Source: Local Futures
One strategy being pursued to address the climate crisis has been to shift from fossil fuels to electric power as the energy source for common activities. But electric power has environmental costs, too, even when renewable energy is used to create it. Consider using human power and passive renewable energy instead.
- There are many ways to produce hot water using solar energy. Mother Earth News’ article How to Build a Passive Solar Water Heater describes five simple, inexpensive heaters for home use. LowImpact.org’s book Solar Hot Water: Choosing, Fitting and Using a System, provides a detailed overview of the topic, whether you choose to build a system yourself or hire a plumber and use off-the-shelf components.
- Solar Cookers International has been working for decades to design and promote passive solar cooking, especially in the “less developed” parts of the world. They provide solar cooker construction plans for many kinds of cookers, including a portable one made from cardboard and aluminum foil.

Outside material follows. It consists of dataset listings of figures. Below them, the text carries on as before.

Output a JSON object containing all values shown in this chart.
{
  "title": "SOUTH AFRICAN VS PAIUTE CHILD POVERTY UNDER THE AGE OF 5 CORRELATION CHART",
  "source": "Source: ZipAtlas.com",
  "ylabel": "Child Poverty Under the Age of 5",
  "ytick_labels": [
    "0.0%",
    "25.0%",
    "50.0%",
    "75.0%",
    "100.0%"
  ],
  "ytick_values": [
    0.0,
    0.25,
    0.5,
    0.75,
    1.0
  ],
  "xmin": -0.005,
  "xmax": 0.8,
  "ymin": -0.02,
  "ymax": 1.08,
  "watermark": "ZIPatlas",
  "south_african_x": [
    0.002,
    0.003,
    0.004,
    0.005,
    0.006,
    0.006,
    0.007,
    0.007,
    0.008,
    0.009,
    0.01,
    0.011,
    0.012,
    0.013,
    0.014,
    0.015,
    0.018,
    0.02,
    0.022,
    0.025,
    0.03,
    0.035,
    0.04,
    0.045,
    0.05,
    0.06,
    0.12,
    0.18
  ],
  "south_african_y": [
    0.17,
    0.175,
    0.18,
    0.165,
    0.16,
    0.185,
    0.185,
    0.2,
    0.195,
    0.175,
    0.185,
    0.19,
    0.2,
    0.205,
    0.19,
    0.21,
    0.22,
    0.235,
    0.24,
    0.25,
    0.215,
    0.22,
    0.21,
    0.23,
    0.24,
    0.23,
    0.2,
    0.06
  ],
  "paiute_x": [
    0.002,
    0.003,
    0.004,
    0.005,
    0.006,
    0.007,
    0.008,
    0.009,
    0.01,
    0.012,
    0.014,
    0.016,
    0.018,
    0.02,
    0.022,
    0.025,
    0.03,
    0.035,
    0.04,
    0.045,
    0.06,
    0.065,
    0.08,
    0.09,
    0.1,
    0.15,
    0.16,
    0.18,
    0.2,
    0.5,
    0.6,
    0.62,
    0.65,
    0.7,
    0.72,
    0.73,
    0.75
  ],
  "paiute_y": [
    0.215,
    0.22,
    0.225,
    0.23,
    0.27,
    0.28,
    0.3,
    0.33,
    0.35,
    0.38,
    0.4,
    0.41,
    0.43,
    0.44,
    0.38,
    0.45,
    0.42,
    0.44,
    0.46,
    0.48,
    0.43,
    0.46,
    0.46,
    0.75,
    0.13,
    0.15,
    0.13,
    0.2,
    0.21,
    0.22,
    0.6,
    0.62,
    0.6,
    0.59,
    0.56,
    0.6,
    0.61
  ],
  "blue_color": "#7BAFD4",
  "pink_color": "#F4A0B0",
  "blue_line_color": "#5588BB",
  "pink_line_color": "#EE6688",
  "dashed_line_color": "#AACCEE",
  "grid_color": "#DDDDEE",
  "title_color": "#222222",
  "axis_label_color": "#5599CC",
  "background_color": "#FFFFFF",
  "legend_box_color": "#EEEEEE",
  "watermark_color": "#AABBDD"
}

- Preserving food by canning or freezing usually requires fossil-fuel or electrical energy, but there are other ways to preserve food that are just as effective. The National Center for Home Food Preservation has put together a comprehensive overview of preservation methods for various foods. You can also build your own solar fruit dehydrator with these plans from North Dakota State University.
- Learn about various non-electric tools and techniques for satisfying basic needs from the Atelier Non-Electric in Japan. The text is in Japanese, but many of the design images are self-explanatory.

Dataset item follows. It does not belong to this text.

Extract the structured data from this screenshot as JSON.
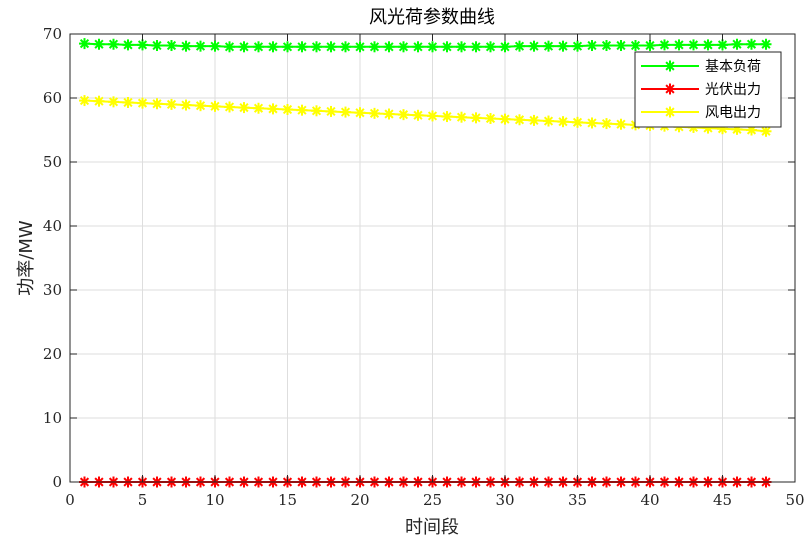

- Low-Tech Magazine contains a wealth of thought-provoking articles, from discussions of “obsolete technologies” to the possibilities of low-tech solutions to modern problems: a great way to encourage out-of-the-box thinking.
- Often the best solutions are the simplest. Rather than use electricity and fossil fuels to dry clothes, hang them on a clothesline. Rather than building fleets of electric-powered vehicles, promote walking and bicycling. Find other ways to satisfy genuine needs without using mechanical, fuel-based or electric means, and rethink technology with the help of No-Tech Magazine.
- In Can Decreix, a degrowth community outside the French town of Cerbère, the embrace of simple technologies is a joyful way of life. The use of solar ovens and cookers is standard practice, and their many self-designed tools include a pedal-powered washing machine. Website in French and English.
- Maya Pedal is a Guatemalan nonprofit that turns donated bikes into water pumps, grinders, threshers, tile makers, nut shellers, blenders, trailers and more. They also recondition bikes for their traditional use as transportation. In English or Spanish.